Autonomous Model Car Design Wins Real-World Impact Award at NJIT AI Exploration Day
Students won the Real World Impact award at New Jersey Institute of Technology’s spring 2026 Artificial Intelligence Exploration Day not for what they built, but for how they built it.
The team of Bartek Broclawik, Matthew Sudol, Pola Szwaczka and Om Vaghasiya knew that autonomous vehicles are an established technology. Yet in designing one of their own, in the form of a toy-sized model, they employed heavy use of AI to develop it and created a trail of lessons for anyone in the NJIT community to learn.
“The parts that used AI were research, outreach, fixing failures, and code,” explained Broclawik, the team captain.
Broclawik, a senior from Wallington majoring in electrical engineering, said the idea had multiple roots. He’d founded a club, Advancement of Career Development Collective, for students to work on engineering projects in a collaborative and professional manner — doing so would help them land internships and jobs, he reasoned. Tao Han, associate professor of electrical and computer engineering, supplied the high-tech model car equipped with a single-board computer and sensors. Han introduced them to Joyoung Lee, associate professor of civil and environmental engineering, who studies how real-life autonomous vehicles behave at yellow lights. Han and Lee are the club’s co-advisers.
Broclawik and his teammates decided to start with the basics. They’d learn to use AI for vibe coding — the concept of instructing an AI system to create code for you, by typing in prose — and they would keep iterating until it worked. They would start simple by making the car move forward, watch for green and red lights, and stop or start again accordingly.
The team used OpenAI’s ChatGPT 5.4. They also recently began trying Anthropic Claude. “Its first-try accuracy is better than ChatGPT,” Broclawik said, echoing what many professional developers have found. In addition to code itself, they also used AI to help determine which mechanical components were required.

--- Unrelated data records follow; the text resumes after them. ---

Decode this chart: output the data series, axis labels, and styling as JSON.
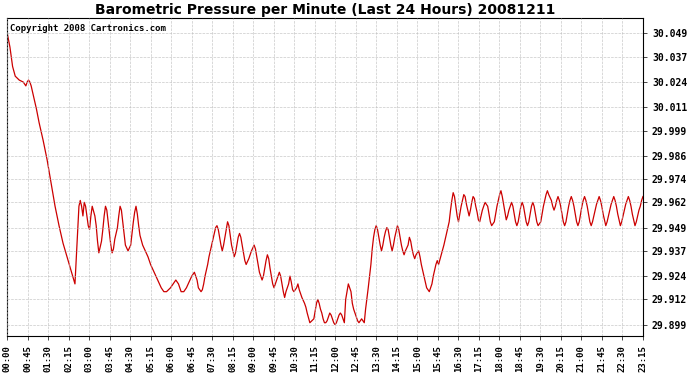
{
  "title": "Barometric Pressure per Minute (Last 24 Hours) 20081211",
  "copyright_text": "Copyright 2008 Cartronics.com",
  "line_color": "#cc0000",
  "background_color": "#ffffff",
  "grid_color": "#bbbbbb",
  "yticks": [
    29.899,
    29.912,
    29.924,
    29.937,
    29.949,
    29.962,
    29.974,
    29.986,
    29.999,
    30.011,
    30.024,
    30.037,
    30.049
  ],
  "ylim": [
    29.893,
    30.057
  ],
  "xtick_labels": [
    "00:00",
    "00:45",
    "01:30",
    "02:15",
    "03:00",
    "03:45",
    "04:30",
    "05:15",
    "06:00",
    "06:45",
    "07:30",
    "08:15",
    "09:00",
    "09:45",
    "10:30",
    "11:15",
    "12:00",
    "12:45",
    "13:30",
    "14:15",
    "15:00",
    "15:45",
    "16:30",
    "17:15",
    "18:00",
    "18:45",
    "19:30",
    "20:15",
    "21:00",
    "21:45",
    "22:30",
    "23:15"
  ],
  "data_points": [
    [
      0,
      30.049
    ],
    [
      10,
      30.042
    ],
    [
      20,
      30.032
    ],
    [
      30,
      30.027
    ],
    [
      45,
      30.025
    ],
    [
      60,
      30.024
    ],
    [
      70,
      30.022
    ],
    [
      75,
      30.024
    ],
    [
      80,
      30.025
    ],
    [
      85,
      30.024
    ],
    [
      90,
      30.022
    ],
    [
      100,
      30.016
    ],
    [
      110,
      30.01
    ],
    [
      120,
      30.003
    ],
    [
      135,
      29.994
    ],
    [
      150,
      29.984
    ],
    [
      165,
      29.972
    ],
    [
      180,
      29.96
    ],
    [
      195,
      29.95
    ],
    [
      210,
      29.941
    ],
    [
      225,
      29.934
    ],
    [
      240,
      29.927
    ],
    [
      255,
      29.92
    ],
    [
      270,
      29.96
    ],
    [
      275,
      29.963
    ],
    [
      280,
      29.96
    ],
    [
      285,
      29.955
    ],
    [
      290,
      29.962
    ],
    [
      295,
      29.96
    ],
    [
      300,
      29.955
    ],
    [
      305,
      29.95
    ],
    [
      310,
      29.948
    ],
    [
      315,
      29.955
    ],
    [
      320,
      29.96
    ],
    [
      330,
      29.955
    ],
    [
      335,
      29.95
    ],
    [
      340,
      29.942
    ],
    [
      345,
      29.936
    ],
    [
      355,
      29.942
    ],
    [
      360,
      29.948
    ],
    [
      365,
      29.955
    ],
    [
      370,
      29.96
    ],
    [
      375,
      29.958
    ],
    [
      380,
      29.952
    ],
    [
      385,
      29.946
    ],
    [
      390,
      29.94
    ],
    [
      395,
      29.936
    ],
    [
      400,
      29.938
    ],
    [
      405,
      29.943
    ],
    [
      415,
      29.949
    ],
    [
      420,
      29.955
    ],
    [
      425,
      29.96
    ],
    [
      430,
      29.958
    ],
    [
      435,
      29.952
    ],
    [
      440,
      29.946
    ],
    [
      445,
      29.94
    ],
    [
      455,
      29.937
    ],
    [
      465,
      29.94
    ],
    [
      470,
      29.946
    ],
    [
      475,
      29.952
    ],
    [
      480,
      29.957
    ],
    [
      485,
      29.96
    ],
    [
      490,
      29.956
    ],
    [
      495,
      29.95
    ],
    [
      500,
      29.945
    ],
    [
      510,
      29.94
    ],
    [
      520,
      29.937
    ],
    [
      530,
      29.934
    ],
    [
      540,
      29.93
    ],
    [
      550,
      29.927
    ],
    [
      560,
      29.924
    ],
    [
      570,
      29.921
    ],
    [
      580,
      29.918
    ],
    [
      590,
      29.916
    ],
    [
      600,
      29.916
    ],
    [
      615,
      29.918
    ],
    [
      625,
      29.92
    ],
    [
      635,
      29.922
    ],
    [
      645,
      29.92
    ],
    [
      655,
      29.916
    ],
    [
      665,
      29.916
    ],
    [
      675,
      29.918
    ],
    [
      685,
      29.921
    ],
    [
      695,
      29.924
    ],
    [
      705,
      29.926
    ],
    [
      715,
      29.922
    ],
    [
      720,
      29.918
    ],
    [
      730,
      29.916
    ],
    [
      735,
      29.917
    ],
    [
      740,
      29.92
    ],
    [
      745,
      29.924
    ],
    [
      750,
      29.927
    ],
    [
      755,
      29.93
    ],
    [
      760,
      29.934
    ],
    [
      765,
      29.937
    ],
    [
      770,
      29.94
    ],
    [
      775,
      29.943
    ],
    [
      780,
      29.946
    ],
    [
      785,
      29.949
    ],
    [
      790,
      29.95
    ],
    [
      795,
      29.948
    ],
    [
      800,
      29.944
    ],
    [
      805,
      29.94
    ],
    [
      810,
      29.937
    ],
    [
      815,
      29.94
    ],
    [
      820,
      29.944
    ],
    [
      825,
      29.948
    ],
    [
      830,
      29.952
    ],
    [
      835,
      29.95
    ],
    [
      840,
      29.945
    ],
    [
      845,
      29.94
    ],
    [
      850,
      29.937
    ],
    [
      855,
      29.934
    ],
    [
      860,
      29.936
    ],
    [
      865,
      29.94
    ],
    [
      870,
      29.944
    ],
    [
      875,
      29.946
    ],
    [
      880,
      29.944
    ],
    [
      885,
      29.94
    ],
    [
      890,
      29.936
    ],
    [
      895,
      29.932
    ],
    [
      900,
      29.93
    ],
    [
      910,
      29.933
    ],
    [
      920,
      29.937
    ],
    [
      930,
      29.94
    ],
    [
      935,
      29.938
    ],
    [
      940,
      29.934
    ],
    [
      945,
      29.93
    ],
    [
      950,
      29.926
    ],
    [
      960,
      29.922
    ],
    [
      965,
      29.924
    ],
    [
      970,
      29.928
    ],
    [
      975,
      29.932
    ],
    [
      980,
      29.935
    ],
    [
      985,
      29.933
    ],
    [
      990,
      29.928
    ],
    [
      995,
      29.924
    ],
    [
      1000,
      29.92
    ],
    [
      1005,
      29.918
    ],
    [
      1010,
      29.92
    ],
    [
      1020,
      29.924
    ],
    [
      1025,
      29.926
    ],
    [
      1030,
      29.924
    ],
    [
      1035,
      29.92
    ],
    [
      1040,
      29.916
    ],
    [
      1045,
      29.913
    ],
    [
      1050,
      29.916
    ],
    [
      1060,
      29.92
    ],
    [
      1065,
      29.924
    ],
    [
      1070,
      29.921
    ],
    [
      1075,
      29.917
    ],
    [
      1080,
      29.916
    ],
    [
      1090,
      29.918
    ],
    [
      1095,
      29.92
    ],
    [
      1100,
      29.917
    ],
    [
      1110,
      29.913
    ],
    [
      1120,
      29.91
    ],
    [
      1125,
      29.908
    ],
    [
      1130,
      29.905
    ],
    [
      1140,
      29.9
    ],
    [
      1155,
      29.902
    ],
    [
      1160,
      29.906
    ],
    [
      1165,
      29.91
    ],
    [
      1170,
      29.912
    ],
    [
      1175,
      29.91
    ],
    [
      1180,
      29.907
    ],
    [
      1185,
      29.905
    ],
    [
      1190,
      29.902
    ],
    [
      1195,
      29.9
    ],
    [
      1200,
      29.9
    ],
    [
      1205,
      29.901
    ],
    [
      1210,
      29.903
    ],
    [
      1215,
      29.905
    ],
    [
      1220,
      29.904
    ],
    [
      1225,
      29.902
    ],
    [
      1230,
      29.9
    ],
    [
      1235,
      29.899
    ],
    [
      1240,
      29.9
    ],
    [
      1245,
      29.902
    ],
    [
      1250,
      29.904
    ],
    [
      1255,
      29.905
    ],
    [
      1260,
      29.904
    ],
    [
      1265,
      29.902
    ],
    [
      1270,
      29.9
    ],
    [
      1275,
      29.912
    ],
    [
      1285,
      29.92
    ],
    [
      1295,
      29.916
    ],
    [
      1300,
      29.91
    ],
    [
      1305,
      29.907
    ],
    [
      1310,
      29.905
    ],
    [
      1315,
      29.903
    ],
    [
      1320,
      29.901
    ],
    [
      1325,
      29.9
    ],
    [
      1330,
      29.901
    ],
    [
      1335,
      29.902
    ],
    [
      1340,
      29.901
    ],
    [
      1345,
      29.9
    ],
    [
      1350,
      29.907
    ],
    [
      1360,
      29.918
    ],
    [
      1365,
      29.924
    ],
    [
      1370,
      29.93
    ],
    [
      1375,
      29.938
    ],
    [
      1380,
      29.944
    ],
    [
      1385,
      29.948
    ],
    [
      1390,
      29.95
    ],
    [
      1395,
      29.948
    ],
    [
      1400,
      29.944
    ],
    [
      1405,
      29.94
    ],
    [
      1410,
      29.937
    ],
    [
      1415,
      29.94
    ],
    [
      1420,
      29.944
    ],
    [
      1425,
      29.947
    ],
    [
      1430,
      29.949
    ],
    [
      1435,
      29.948
    ],
    [
      1440,
      29.944
    ],
    [
      1445,
      29.94
    ],
    [
      1450,
      29.937
    ],
    [
      1455,
      29.94
    ],
    [
      1460,
      29.944
    ],
    [
      1465,
      29.947
    ],
    [
      1470,
      29.95
    ],
    [
      1475,
      29.948
    ],
    [
      1480,
      29.944
    ],
    [
      1485,
      29.94
    ],
    [
      1490,
      29.937
    ],
    [
      1495,
      29.935
    ],
    [
      1500,
      29.937
    ],
    [
      1510,
      29.94
    ],
    [
      1515,
      29.944
    ],
    [
      1520,
      29.942
    ],
    [
      1525,
      29.938
    ],
    [
      1530,
      29.935
    ],
    [
      1535,
      29.933
    ],
    [
      1540,
      29.935
    ],
    [
      1550,
      29.937
    ],
    [
      1555,
      29.934
    ],
    [
      1560,
      29.93
    ],
    [
      1565,
      29.927
    ],
    [
      1570,
      29.924
    ],
    [
      1575,
      29.921
    ],
    [
      1580,
      29.918
    ],
    [
      1590,
      29.916
    ],
    [
      1600,
      29.92
    ],
    [
      1605,
      29.924
    ],
    [
      1610,
      29.927
    ],
    [
      1615,
      29.93
    ],
    [
      1620,
      29.932
    ],
    [
      1625,
      29.93
    ],
    [
      1635,
      29.935
    ],
    [
      1645,
      29.94
    ],
    [
      1655,
      29.946
    ],
    [
      1665,
      29.952
    ],
    [
      1670,
      29.958
    ],
    [
      1675,
      29.963
    ],
    [
      1680,
      29.967
    ],
    [
      1685,
      29.965
    ],
    [
      1690,
      29.96
    ],
    [
      1695,
      29.955
    ],
    [
      1700,
      29.952
    ],
    [
      1705,
      29.956
    ],
    [
      1710,
      29.96
    ],
    [
      1715,
      29.963
    ],
    [
      1720,
      29.966
    ],
    [
      1725,
      29.965
    ],
    [
      1730,
      29.961
    ],
    [
      1735,
      29.958
    ],
    [
      1740,
      29.955
    ],
    [
      1745,
      29.958
    ],
    [
      1750,
      29.962
    ],
    [
      1755,
      29.965
    ],
    [
      1760,
      29.964
    ],
    [
      1765,
      29.96
    ],
    [
      1770,
      29.957
    ],
    [
      1775,
      29.953
    ],
    [
      1780,
      29.952
    ],
    [
      1785,
      29.955
    ],
    [
      1790,
      29.958
    ],
    [
      1795,
      29.96
    ],
    [
      1800,
      29.962
    ],
    [
      1810,
      29.96
    ],
    [
      1815,
      29.956
    ],
    [
      1820,
      29.952
    ],
    [
      1825,
      29.95
    ],
    [
      1835,
      29.952
    ],
    [
      1840,
      29.956
    ],
    [
      1845,
      29.96
    ],
    [
      1850,
      29.963
    ],
    [
      1855,
      29.966
    ],
    [
      1860,
      29.968
    ],
    [
      1865,
      29.965
    ],
    [
      1870,
      29.961
    ],
    [
      1875,
      29.957
    ],
    [
      1880,
      29.953
    ],
    [
      1885,
      29.955
    ],
    [
      1890,
      29.958
    ],
    [
      1895,
      29.96
    ],
    [
      1900,
      29.962
    ],
    [
      1905,
      29.96
    ],
    [
      1910,
      29.956
    ],
    [
      1915,
      29.952
    ],
    [
      1920,
      29.95
    ],
    [
      1925,
      29.952
    ],
    [
      1930,
      29.956
    ],
    [
      1935,
      29.96
    ],
    [
      1940,
      29.962
    ],
    [
      1945,
      29.96
    ],
    [
      1950,
      29.956
    ],
    [
      1955,
      29.952
    ],
    [
      1960,
      29.95
    ],
    [
      1965,
      29.952
    ],
    [
      1970,
      29.956
    ],
    [
      1975,
      29.96
    ],
    [
      1980,
      29.962
    ],
    [
      1985,
      29.96
    ],
    [
      1990,
      29.956
    ],
    [
      1995,
      29.952
    ],
    [
      2000,
      29.95
    ],
    [
      2010,
      29.952
    ],
    [
      2015,
      29.956
    ],
    [
      2020,
      29.96
    ],
    [
      2025,
      29.963
    ],
    [
      2030,
      29.966
    ],
    [
      2035,
      29.968
    ],
    [
      2040,
      29.966
    ],
    [
      2050,
      29.963
    ],
    [
      2055,
      29.96
    ],
    [
      2060,
      29.958
    ],
    [
      2065,
      29.96
    ],
    [
      2070,
      29.963
    ],
    [
      2075,
      29.965
    ],
    [
      2080,
      29.963
    ],
    [
      2085,
      29.96
    ],
    [
      2090,
      29.956
    ],
    [
      2095,
      29.952
    ],
    [
      2100,
      29.95
    ],
    [
      2105,
      29.952
    ],
    [
      2110,
      29.956
    ],
    [
      2115,
      29.96
    ],
    [
      2120,
      29.963
    ],
    [
      2125,
      29.965
    ],
    [
      2130,
      29.963
    ],
    [
      2135,
      29.96
    ],
    [
      2140,
      29.956
    ],
    [
      2145,
      29.952
    ],
    [
      2150,
      29.95
    ],
    [
      2155,
      29.952
    ],
    [
      2160,
      29.956
    ],
    [
      2165,
      29.96
    ],
    [
      2170,
      29.963
    ],
    [
      2175,
      29.965
    ],
    [
      2180,
      29.963
    ],
    [
      2185,
      29.96
    ],
    [
      2190,
      29.956
    ],
    [
      2195,
      29.952
    ],
    [
      2200,
      29.95
    ],
    [
      2205,
      29.952
    ],
    [
      2210,
      29.955
    ],
    [
      2215,
      29.958
    ],
    [
      2220,
      29.961
    ],
    [
      2225,
      29.963
    ],
    [
      2230,
      29.965
    ],
    [
      2235,
      29.963
    ],
    [
      2240,
      29.96
    ],
    [
      2245,
      29.956
    ],
    [
      2250,
      29.953
    ],
    [
      2255,
      29.95
    ],
    [
      2260,
      29.952
    ],
    [
      2265,
      29.955
    ],
    [
      2270,
      29.958
    ],
    [
      2275,
      29.961
    ],
    [
      2280,
      29.963
    ],
    [
      2285,
      29.965
    ],
    [
      2290,
      29.963
    ],
    [
      2295,
      29.96
    ],
    [
      2300,
      29.956
    ],
    [
      2305,
      29.953
    ],
    [
      2310,
      29.95
    ],
    [
      2315,
      29.952
    ],
    [
      2320,
      29.955
    ],
    [
      2325,
      29.958
    ],
    [
      2330,
      29.961
    ],
    [
      2335,
      29.963
    ],
    [
      2340,
      29.965
    ],
    [
      2345,
      29.963
    ],
    [
      2350,
      29.96
    ],
    [
      2355,
      29.956
    ],
    [
      2360,
      29.953
    ],
    [
      2365,
      29.95
    ],
    [
      2370,
      29.952
    ],
    [
      2375,
      29.955
    ],
    [
      2380,
      29.958
    ],
    [
      2385,
      29.96
    ],
    [
      2390,
      29.963
    ],
    [
      2395,
      29.965
    ]
  ]
}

Using such methods, “We developed the perception and decision architecture using classical computer vision: camera based ROI extraction, red/green traffic light detection, filtering across multiple frames for reliability, and a deterministic stop/go state machine. This allows the vehicle to interpret a real hazard and respond autonomously under constrained conditions,” Broclawik said. “We also combined it with hazard-state logging like timestamps, detections, decisions, and throttle level. This creates the groundwork for future labeled datasets.”
The model works with near-perfect accuracy, as tested in Lee’s laboratory located in the former theater of NJIT’s Central King Building. Now they are building another car, this time from scratch, which will recognize yellow lights and pedestrians. Looking forward, Broclawik said, the model itself could begin using AI through supervised learning models trained on the data they collected. Future directions may integrate advanced autonomous decision-making and run the open-source Robot Operating System.
Beyond the science, the team also used AI to help them correspond with academic and industry professionals. “AI let me communicate at the level of the people I was reaching out to, before I had the years of experience that would have otherwise justified it,” Broclawik added. “Almost every, if not all, external facing asset we have produced — the club logo, the posters for competitions, the flyers, the documentation handed to advisors and Deans — they started as a raw idea from the team and AI was the translation layer between what we were thinking and what a professional organization would actually output. We’re also currently in conversations with Bergen Community College to export the systems. That outreach started the same way, a polished proposal that opened a door I wouldn’t have been able to knock on otherwise.”
“AI served as a force multiplier as well as supplemented our earlier low membership count,” Broclawik stated. “Members took away how to prompt the AI to create a usable inference, then leveraging our technical expertise to review its outputs and advance the system forward. AI allowed us to compress months of conceptual structuring, technical writing and systems decomposition into far shorter cycles … This is the sole reason as to why we were able to present at the AI Innovation day.”
“For NJIT students and builders, the key lesson is clear: AI works best not as a replacement for expertise, but as an accelerator for disciplined thinkers. The strongest use cases were using it as a secretary with hundreds of pages of meeting minutes taken directly from our conversations. When a component failure occurred and we couldn’t identify where, AI recommended validation paths and the methodology to test, and many times it worked. [We] demonstrated how AI can be used as a coworker and significantly increase productivity velocity, even with a small team size.”
Among the AI Day judges, “I really enjoyed meeting the research group and learning about their project,” said NJIT’s Kim Chen, director of writing in the Department of Humanities and Social Sciences. “Their work did not try to reinvent the wheel; instead, they took an existing technology and customized it … While their efforts were Herculean, their application was community-based in its specificity.”
"The platform demonstrates a clear path from prototype to real-world impact and shows how AI can safely handle ever-changing urban hazards on a small scale," added judge Elisa Kallioniemi, assistant professor of biomedical engineering.
Broclawik intends to graduate in December 2026. The project experience, he hopes, will help land his dream job as an AI hardware engineer.